In seinem Buch „Eight Stars to Victory" beschreibt Joseph Middleman die Einnahme der Burg Vogelsang mit den Worten: „Die berühmte Burg hatte eine mystische Atmosphäre, die am ehesten der Musik von Wagner entsprach. An jenem 4. Februar 1945 jedoch gab es nicht mehr Wagner — dafür aber Gershwin, Berlin und Boogie-Woogie... Auf der Terrasse, von der sich einst Hitler an die begeisterten Führeranwärter wandte, die künftig seine eroberte Welt regieren sollten, bauten amerikanische Landser ihre Maschinengewehre auf und feierten auf die Nazis, die sich über die Urft zurückzogen. Tatsächlich war dies das symbolische Ende der Tyrannei — ermöglicht durch die friedliebenden Amerikaner." Nur 1500 Ordensjunker hatte es auf Vogelsang gegeben. Keiner hatte die vorgesehene vierjährige Ausbildung beenden können. Mit der Einnahme durch die Amerikaner wurde ein endgültiger Schlussstrich unter die Epoche des Nationalsozialismus gezogen. Die Amerikaner hatten bis zum 12. Februar 1945 in der ehemaligen Ordensburg ihr Hauptquartier, ehe es weiter in Richtung Rhein ging. Einige Monate später rückten für kurze Zeit die Engländer in das Burggelände ein, verließen es aber im Herbst 1945 wieder. So stand Vogelsang im Winter 1945/46 leer. Während dieser Zeit verschwanden viele Möbel und Einrichtungsgegenstände. Die Bevölkerung der benachbarten Ortschaften demontierte und raffte zusammen, was nicht niet- und nagelfest war. Im Vergleich zur Burg selber waren die Städte Gemünd und Schieiden sowie die meisten Dörfer stark zerstört. Es ist bekannt, dass viele Bauern neugierig durch die ehemalige Ordensburg gingen und erstmals die Räumlichkeiten des Parteibauwerkes betrachteten, von denen sie im Dritten Reich nur aus der Zeitung erfahren hatten. Noch waren sämtliche nationalsozialistischen Hoheitszeichen und Skulpturen zu sehen. Im Juni 1946 entschlossen sich die Briten endgültig, aus der Burg Vogelsang einen Truppenübungsplatz zu machen. Sie nahmen für sich das Recht in Anspruch, das Gebiet um. die Burg auf 6354 Hektar zu erweitern, so dass das Dorf Wollseifen geräumt werden mußte.

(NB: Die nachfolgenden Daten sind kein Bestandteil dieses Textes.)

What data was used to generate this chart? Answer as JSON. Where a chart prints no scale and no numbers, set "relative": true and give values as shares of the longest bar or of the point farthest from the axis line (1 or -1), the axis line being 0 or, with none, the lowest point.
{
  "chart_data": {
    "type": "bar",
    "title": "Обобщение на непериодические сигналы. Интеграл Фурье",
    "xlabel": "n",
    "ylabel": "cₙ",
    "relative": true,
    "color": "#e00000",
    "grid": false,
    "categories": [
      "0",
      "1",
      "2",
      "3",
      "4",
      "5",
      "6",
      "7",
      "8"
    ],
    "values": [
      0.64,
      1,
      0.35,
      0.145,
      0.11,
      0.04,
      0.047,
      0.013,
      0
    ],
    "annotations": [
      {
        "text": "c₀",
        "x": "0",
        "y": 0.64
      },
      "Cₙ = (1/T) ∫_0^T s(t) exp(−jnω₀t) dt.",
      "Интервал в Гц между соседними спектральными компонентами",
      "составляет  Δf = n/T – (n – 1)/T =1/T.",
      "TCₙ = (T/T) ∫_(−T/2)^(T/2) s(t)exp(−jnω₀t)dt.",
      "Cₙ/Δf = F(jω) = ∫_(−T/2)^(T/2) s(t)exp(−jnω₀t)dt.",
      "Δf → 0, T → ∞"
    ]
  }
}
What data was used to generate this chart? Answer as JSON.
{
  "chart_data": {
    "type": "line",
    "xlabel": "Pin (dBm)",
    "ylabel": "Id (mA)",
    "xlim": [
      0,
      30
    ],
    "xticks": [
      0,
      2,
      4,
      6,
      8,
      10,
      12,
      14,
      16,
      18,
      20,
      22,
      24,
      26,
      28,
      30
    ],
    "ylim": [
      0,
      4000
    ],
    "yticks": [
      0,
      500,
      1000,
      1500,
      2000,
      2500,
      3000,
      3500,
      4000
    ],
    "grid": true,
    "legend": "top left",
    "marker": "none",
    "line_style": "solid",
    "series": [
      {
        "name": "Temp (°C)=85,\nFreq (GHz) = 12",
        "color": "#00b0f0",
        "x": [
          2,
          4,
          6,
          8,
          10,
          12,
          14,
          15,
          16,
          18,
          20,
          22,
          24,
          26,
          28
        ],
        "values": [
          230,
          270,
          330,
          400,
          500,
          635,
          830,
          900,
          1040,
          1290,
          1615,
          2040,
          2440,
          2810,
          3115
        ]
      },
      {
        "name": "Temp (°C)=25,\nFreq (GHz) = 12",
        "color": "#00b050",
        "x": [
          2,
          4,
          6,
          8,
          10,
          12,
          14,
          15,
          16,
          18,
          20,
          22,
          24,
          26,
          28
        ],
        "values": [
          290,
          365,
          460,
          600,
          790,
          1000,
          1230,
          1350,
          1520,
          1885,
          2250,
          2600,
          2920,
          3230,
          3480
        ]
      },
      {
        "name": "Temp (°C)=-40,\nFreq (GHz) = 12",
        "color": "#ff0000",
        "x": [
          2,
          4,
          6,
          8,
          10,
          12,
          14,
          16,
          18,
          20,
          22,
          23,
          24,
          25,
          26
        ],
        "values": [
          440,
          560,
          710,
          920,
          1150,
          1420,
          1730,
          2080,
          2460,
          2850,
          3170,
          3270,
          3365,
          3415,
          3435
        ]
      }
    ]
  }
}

Ober die englische Epoche soll hier nicht weiter berichtet werden. Es erscheint aber dem Chronisten wichtig, dass die Engländer weiterhin das Gerücht vom angeblichen „Lebensborn" und der „Züchtung rassisch wertvollen Nachwuchses" verbreiteten. Im Juni 1947 veröffentlichte die englische Soldatenzeitung „Soldier" eine Reportage über Vogelsang. Hier war noch immer vom „Schrein Adolf Hitlers", von vielen namenlosen Kindern*4 und der „Verehrung Hitlers als Gott" die Rede. Außerdem wurde detailliert beschrieben, wie angeblich diese „Zucht" auf der ehemaligen Ordensburg Vogelsang bewerkstelligt wurde: Im Kulturraum schwor jeder Deutsche dem christlichen Glauben ab. Dann gingen die blonden Mädchen, „die dem Typ des Herrenmenschen entsprachen, wie er in der widerlichen Philosophie von Alfred Rosenberg festgelegt war", in das Burggebäude, um dort gewissermaßen „Babies für das Vaterland" zu bekommen. Im Hörsaal suchte man sich dann angeblich unter all den vielen Junkern den Vater des künftigen Babys aus... Der englische Artikel endete mit der Feststellung, dass die künftige Mutter bis zur Niederkunft in der Burg bleiben konnte, wo sie jeglicher Luxus erwartete. Es ist erstaunlich, dass sich bis heute solche Gerüchte hartnäckig halten konnten. Die Archivunterlagen beweisen zudem, dass die Engländer bis 1950 nicht in der Lage waren, das „Phänomen Vogelsang" zu bewältigen. Ihre peinliche Suche nach Fotos von ehemaligen Junkern und Schatztruhen am Ufer des Urftsees bleiben Insidern unvergessen. In der gesamten englischen Presse wurde im April 1948 bejubelt, dass man endlich einen Gärtner aus der Umgebung der ehemaligen Ordensburg Vogelsang gefunden hätte, der bereit sei, über die tatsächliche Funktion der Burg zu berichten und Fotos zu besorgen. Die ehemalige Ordensburg Vogelsang sollte eine „Herrenrasse" und politisch zuverlässige Nachwuchsführer der NSDAP heranbilden. Doch die Zeit ließ diese ursprüngliche Bestimmung im Dunkel der Geschichte verbleiben: Seitdem 1. April 1950 üben auf dem belgischen Gelände der Burg Vogelsang auch die Soldaten der westlichen demokratischen Staaten Seite an Seite, um die Freiheit unserer europäischen Länder zu gewährleisten.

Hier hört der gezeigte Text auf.